The **angular diameter** of an object as seen from a given position is the diameter measured as an angle. It satisfies the formula $ \delta = \arctan (diameter/ distance) $.

In astronomy the size of objects in the sky is often measured in terms of their angular diameter as seen from Earth, rather than their actual size.

The angular diameter of Earth's orbit around the Sun, from a distance of one parsec, is 2" (two arcseconds).

The angular diameter of the Sun, from a distance of one light year, is 0.03", of the Earth 0.0003".

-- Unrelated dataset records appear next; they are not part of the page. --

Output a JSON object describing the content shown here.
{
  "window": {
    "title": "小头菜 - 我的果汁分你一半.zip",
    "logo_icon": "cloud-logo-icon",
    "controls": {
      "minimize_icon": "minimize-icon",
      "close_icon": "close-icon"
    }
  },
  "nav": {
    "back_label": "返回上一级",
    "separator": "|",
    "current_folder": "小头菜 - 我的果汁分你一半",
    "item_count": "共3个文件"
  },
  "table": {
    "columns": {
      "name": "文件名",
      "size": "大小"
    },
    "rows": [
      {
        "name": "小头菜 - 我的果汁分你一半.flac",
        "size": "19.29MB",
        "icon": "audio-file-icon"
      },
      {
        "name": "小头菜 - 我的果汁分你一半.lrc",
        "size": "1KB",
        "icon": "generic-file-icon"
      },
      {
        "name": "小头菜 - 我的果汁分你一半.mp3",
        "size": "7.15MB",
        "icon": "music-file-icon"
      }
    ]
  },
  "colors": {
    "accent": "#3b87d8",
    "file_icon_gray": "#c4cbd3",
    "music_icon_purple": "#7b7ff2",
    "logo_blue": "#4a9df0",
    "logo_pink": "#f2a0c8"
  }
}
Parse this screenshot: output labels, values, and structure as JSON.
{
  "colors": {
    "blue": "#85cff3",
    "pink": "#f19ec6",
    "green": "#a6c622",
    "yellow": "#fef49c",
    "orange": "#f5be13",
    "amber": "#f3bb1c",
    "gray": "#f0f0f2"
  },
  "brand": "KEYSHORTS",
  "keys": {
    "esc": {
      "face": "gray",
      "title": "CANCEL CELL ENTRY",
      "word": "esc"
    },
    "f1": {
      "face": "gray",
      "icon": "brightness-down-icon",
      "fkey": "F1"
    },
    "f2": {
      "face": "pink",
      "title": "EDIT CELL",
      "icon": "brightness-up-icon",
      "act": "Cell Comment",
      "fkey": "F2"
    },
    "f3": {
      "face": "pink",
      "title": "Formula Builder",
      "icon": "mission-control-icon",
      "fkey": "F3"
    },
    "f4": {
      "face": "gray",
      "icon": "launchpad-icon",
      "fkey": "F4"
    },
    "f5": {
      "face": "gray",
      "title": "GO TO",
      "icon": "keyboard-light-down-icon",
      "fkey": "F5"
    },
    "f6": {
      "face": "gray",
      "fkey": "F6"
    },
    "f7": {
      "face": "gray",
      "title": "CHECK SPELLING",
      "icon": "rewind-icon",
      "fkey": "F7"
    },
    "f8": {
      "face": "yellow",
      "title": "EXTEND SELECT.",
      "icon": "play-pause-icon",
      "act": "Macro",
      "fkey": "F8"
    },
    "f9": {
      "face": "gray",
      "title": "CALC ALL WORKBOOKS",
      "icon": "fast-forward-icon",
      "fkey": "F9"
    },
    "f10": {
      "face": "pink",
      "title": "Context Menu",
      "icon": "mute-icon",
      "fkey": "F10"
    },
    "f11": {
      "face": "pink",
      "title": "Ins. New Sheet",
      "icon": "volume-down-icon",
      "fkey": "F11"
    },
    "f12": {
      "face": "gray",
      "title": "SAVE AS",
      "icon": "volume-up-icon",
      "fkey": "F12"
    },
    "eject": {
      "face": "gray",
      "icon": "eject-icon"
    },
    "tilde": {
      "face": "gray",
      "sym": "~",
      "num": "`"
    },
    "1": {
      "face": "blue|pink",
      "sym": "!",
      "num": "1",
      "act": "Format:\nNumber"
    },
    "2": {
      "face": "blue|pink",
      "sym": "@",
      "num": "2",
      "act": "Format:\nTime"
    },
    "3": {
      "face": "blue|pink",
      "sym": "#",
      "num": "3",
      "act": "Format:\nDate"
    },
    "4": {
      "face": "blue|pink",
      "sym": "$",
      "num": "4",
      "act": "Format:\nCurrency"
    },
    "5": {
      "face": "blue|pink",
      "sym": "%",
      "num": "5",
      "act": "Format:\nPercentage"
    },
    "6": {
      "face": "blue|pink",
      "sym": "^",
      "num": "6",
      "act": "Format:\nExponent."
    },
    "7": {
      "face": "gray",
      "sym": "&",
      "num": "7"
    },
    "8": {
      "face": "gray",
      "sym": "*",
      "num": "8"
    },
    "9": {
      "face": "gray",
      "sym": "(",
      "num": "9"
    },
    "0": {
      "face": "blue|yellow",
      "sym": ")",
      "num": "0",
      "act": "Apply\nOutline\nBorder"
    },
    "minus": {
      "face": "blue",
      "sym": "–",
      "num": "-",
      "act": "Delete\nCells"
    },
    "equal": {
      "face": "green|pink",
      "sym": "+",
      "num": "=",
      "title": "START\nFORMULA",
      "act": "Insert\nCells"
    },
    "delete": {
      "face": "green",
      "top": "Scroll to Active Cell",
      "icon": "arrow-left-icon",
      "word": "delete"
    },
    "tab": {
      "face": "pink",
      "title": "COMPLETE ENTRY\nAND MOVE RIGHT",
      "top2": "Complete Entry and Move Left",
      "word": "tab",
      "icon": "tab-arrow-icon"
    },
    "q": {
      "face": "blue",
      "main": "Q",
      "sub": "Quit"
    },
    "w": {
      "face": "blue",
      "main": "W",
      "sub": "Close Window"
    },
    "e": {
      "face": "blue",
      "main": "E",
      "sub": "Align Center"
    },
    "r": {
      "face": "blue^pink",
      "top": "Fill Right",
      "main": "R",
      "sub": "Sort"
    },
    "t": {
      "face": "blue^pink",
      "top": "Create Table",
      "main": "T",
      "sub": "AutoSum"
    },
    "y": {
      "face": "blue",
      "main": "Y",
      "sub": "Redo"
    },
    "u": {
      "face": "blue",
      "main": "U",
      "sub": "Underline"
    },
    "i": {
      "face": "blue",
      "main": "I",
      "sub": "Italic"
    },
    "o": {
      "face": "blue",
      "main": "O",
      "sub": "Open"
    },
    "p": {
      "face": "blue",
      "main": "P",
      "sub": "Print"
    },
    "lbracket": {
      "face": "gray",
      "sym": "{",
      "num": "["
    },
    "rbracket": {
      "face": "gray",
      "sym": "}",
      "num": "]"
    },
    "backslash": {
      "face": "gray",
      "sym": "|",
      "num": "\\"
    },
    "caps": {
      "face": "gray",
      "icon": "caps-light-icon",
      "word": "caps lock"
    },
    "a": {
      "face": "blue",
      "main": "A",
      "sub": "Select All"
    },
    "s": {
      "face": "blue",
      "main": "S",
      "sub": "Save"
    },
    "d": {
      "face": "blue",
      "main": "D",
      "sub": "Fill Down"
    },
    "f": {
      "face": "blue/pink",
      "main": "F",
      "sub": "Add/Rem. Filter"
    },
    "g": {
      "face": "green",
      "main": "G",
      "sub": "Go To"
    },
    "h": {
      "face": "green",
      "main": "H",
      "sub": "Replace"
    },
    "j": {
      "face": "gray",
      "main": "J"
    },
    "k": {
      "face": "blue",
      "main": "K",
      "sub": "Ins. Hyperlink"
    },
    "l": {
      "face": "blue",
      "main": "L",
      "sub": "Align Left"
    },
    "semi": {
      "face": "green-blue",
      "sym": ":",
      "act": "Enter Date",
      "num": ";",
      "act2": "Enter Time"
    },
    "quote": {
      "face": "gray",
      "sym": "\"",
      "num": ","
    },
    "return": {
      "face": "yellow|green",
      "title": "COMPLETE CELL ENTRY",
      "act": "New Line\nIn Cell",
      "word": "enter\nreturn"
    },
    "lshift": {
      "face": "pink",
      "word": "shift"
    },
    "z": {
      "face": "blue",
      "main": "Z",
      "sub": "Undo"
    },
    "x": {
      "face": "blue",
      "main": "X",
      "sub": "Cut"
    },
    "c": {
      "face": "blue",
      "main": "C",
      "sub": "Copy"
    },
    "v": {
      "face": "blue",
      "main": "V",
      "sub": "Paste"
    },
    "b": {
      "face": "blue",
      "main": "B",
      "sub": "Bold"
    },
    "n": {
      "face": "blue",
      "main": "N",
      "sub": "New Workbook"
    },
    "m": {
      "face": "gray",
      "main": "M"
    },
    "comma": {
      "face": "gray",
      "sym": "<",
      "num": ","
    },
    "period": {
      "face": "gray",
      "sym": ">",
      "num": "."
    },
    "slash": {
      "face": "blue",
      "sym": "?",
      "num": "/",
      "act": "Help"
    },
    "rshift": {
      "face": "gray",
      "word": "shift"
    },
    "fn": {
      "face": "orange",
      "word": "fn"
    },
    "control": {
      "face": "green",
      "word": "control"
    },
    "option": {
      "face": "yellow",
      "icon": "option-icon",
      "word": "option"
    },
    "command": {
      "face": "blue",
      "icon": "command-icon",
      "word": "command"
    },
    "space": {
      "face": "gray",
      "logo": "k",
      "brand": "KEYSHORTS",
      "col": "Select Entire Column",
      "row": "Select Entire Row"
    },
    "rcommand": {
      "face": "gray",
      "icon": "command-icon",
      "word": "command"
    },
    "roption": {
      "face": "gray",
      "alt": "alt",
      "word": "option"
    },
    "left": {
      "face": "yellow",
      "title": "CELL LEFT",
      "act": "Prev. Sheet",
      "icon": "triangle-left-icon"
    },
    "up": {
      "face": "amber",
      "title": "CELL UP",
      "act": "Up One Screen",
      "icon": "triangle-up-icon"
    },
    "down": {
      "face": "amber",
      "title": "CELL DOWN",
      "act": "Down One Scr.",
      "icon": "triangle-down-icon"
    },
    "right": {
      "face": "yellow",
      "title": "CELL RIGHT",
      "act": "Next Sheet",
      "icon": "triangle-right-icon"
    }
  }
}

This table shows the angular sizes of the most important Solar System bodies as seen from the Earth.

Sun | 30' |

Moon | 29' - 33' |

Venus | 10" - 58" |

Jupiter | 32" - 49" |

Saturn | 16" - 20" |

Mars | 4" - 16" |

Uranus | 3" - 4" |

Neptune | 2" |

- Alpha Centauri A: ca. 0.007"
- Sirius: ca. 0.007"

This meaning the angular diameter of the Sun is ca. 250,000 that of Sirius (it has twice the diameter and the distance is 500,000 times as much; the Sun is 10,000,000,000 times as bright, corresponding to an angular diameter ratio of 100,000, so Sirius is roughly 6 times as bright per unit solid angle).

The angular diameter of the Sun is also ca. 250,000 that of Alpha Centauri A (it has the same diameter and the distance is 250,000 times as much; the Sun is 40,000,000,000 times as bright, corresponding to an angular diameter ratio of 200,000, so Alpha Centauri A is a little brighter per unit solid angle).

The angular diameter of the Sun is about the same as that of the Moon (the diameter is 400 times as large and the distance also; the Sun is 200,000-500,000 times as bright as the full Moon (figures vary), corresponding to an angular diameter ratio of 450-700, so a celestial body with a diameter of 2.5-4" and the same brightness per unit solid angle would have the same brightness as the full Moon).